High selectivity toward CO evolution for the photocatalytic conversion of CO2 by H2O as an electron donor over Ag-loaded β-Ga2O3

Abstract

In this work, the performances of Ag-loaded commercial Ga2O3 (composite of α- and β-Ga2O3), pure α-, and β-Ga2O3 were examined for the photocatalytic conversion of CO2 by H2O. Ag-loaded β-Ga2O3 exhibited high selectivity for CO evolution if the proper loading methods and Ag nanoparticle contents were controlled. Using the chemical reduction method with NaH2PO2, 2 wt% Ag nanoparticles on β-Ga2O3 produced CO with an activity of 201.3 μmol h−1 and selectivity of 83.5%. However, 8 wt% Ag nanoparticles were required to achieve the same selectivity when prepared using the photodeposition method.
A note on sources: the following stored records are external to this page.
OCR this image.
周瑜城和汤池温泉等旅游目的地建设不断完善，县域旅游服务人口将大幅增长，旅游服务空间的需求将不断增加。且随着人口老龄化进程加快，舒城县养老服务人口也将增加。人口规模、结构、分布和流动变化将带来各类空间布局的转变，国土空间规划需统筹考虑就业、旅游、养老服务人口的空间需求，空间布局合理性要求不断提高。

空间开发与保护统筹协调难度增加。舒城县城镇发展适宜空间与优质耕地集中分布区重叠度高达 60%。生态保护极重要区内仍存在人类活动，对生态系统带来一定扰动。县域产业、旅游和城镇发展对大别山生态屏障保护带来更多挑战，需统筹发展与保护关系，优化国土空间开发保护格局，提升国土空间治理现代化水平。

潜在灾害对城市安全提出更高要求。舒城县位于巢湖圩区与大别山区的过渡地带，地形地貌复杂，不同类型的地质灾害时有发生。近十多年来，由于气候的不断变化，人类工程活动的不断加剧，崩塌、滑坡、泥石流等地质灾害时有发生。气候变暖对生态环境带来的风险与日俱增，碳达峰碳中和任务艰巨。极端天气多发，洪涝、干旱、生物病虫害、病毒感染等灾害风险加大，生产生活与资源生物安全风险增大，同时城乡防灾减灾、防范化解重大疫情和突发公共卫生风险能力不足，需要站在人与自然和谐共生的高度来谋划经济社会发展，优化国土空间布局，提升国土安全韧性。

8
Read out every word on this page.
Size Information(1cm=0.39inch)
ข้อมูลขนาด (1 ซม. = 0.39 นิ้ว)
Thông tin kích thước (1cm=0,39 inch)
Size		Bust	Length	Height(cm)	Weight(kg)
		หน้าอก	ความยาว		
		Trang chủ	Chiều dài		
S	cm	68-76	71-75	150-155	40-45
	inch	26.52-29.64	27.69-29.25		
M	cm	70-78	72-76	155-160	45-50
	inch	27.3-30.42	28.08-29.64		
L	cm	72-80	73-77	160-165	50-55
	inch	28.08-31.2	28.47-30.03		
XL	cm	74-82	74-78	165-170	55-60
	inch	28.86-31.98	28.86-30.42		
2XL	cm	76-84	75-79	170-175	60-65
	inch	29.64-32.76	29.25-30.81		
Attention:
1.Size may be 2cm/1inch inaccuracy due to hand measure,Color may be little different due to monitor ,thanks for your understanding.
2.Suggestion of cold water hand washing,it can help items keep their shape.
By varying the amount of Ag-loaded β-Ga2O3 for the reaction, it was found that the selectivity toward CO evolution was largely dependent on the amounts of Ag-loaded β-Ga2O3. The active sites where H2 molecules are formed are poisoned by the oxygen reduction reaction (ORR) at high amounts of Ag-loaded β-Ga2O3, resulting in a high selectivity for CO evolution.